Un cuento que al principio pudiera parecer algo plano, después de dormir una buena siesta, puede incluso duplicar su tamaño. ¡Ojo aquí! No olvidar que debe reposar con un poco de aceite de oliva para que no se seque antes de tiempo. Un cuento seco y duro pierde su sentido original, aunque aun así puede tener algunos usos alternativos: tirarlo a la policía en una protesta, usarlo como pisapapeles, o si se tiene suerte y se juntan tres panes duros, podrían servir para hacer malabares en la esquina por unas monedas.
Un cuento no se conforma con poco, siempre quiere correr más riesgos, demostrar que está para cosas mucho más importantes. Por eso, un cuento de los buenos, de esos que te dejan pensando, espera tranquilo su encuentro íntimo con el horno de la autocrítica; «lo que no me quema me fortalece», escuché decir a uno mientras pagaba su entrada para ingresar al Averno, aquel impío espacio que conspira contra su naturaleza original hasta hacerlo comestible.

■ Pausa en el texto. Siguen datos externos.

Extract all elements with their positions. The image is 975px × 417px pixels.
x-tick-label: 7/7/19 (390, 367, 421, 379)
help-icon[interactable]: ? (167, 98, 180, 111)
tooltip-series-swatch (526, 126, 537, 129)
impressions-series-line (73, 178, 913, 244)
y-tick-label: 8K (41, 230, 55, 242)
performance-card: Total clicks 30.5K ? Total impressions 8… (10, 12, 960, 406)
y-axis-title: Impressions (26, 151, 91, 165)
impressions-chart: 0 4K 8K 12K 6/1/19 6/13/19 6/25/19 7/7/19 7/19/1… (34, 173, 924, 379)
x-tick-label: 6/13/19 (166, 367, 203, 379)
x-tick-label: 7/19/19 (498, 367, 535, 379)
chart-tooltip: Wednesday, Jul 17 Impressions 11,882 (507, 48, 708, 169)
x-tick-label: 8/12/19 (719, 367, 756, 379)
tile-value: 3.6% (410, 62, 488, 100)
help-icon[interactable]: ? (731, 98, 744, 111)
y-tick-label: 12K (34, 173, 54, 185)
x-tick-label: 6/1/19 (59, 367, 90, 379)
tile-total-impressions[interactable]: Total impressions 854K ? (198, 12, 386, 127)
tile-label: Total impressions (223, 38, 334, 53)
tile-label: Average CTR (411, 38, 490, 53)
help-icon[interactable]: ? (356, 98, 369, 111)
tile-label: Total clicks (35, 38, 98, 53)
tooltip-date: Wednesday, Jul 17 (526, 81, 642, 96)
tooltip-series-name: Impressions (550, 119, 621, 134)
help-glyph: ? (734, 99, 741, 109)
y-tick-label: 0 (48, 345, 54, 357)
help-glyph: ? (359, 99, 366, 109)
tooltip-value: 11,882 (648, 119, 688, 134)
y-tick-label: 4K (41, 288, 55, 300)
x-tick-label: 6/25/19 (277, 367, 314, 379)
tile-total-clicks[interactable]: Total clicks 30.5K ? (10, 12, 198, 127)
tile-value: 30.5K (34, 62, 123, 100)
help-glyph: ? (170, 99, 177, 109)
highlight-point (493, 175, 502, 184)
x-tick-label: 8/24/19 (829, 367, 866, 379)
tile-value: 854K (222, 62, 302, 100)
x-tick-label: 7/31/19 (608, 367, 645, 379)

Un cuento es una mezcla virtuosa de aire, tierra, agua, fuego, historia, corazón y tiempo. Un cuento se ofrece generoso a quien lo quiera degustar y se mantiene orgulloso ante el desprecio.
No hay nada mejor que un cuento recién salido del horno, tibio, dorado y crujiente. El único problema, al menos para mí, es que con tanto cuento me está empezando a engordar el alma.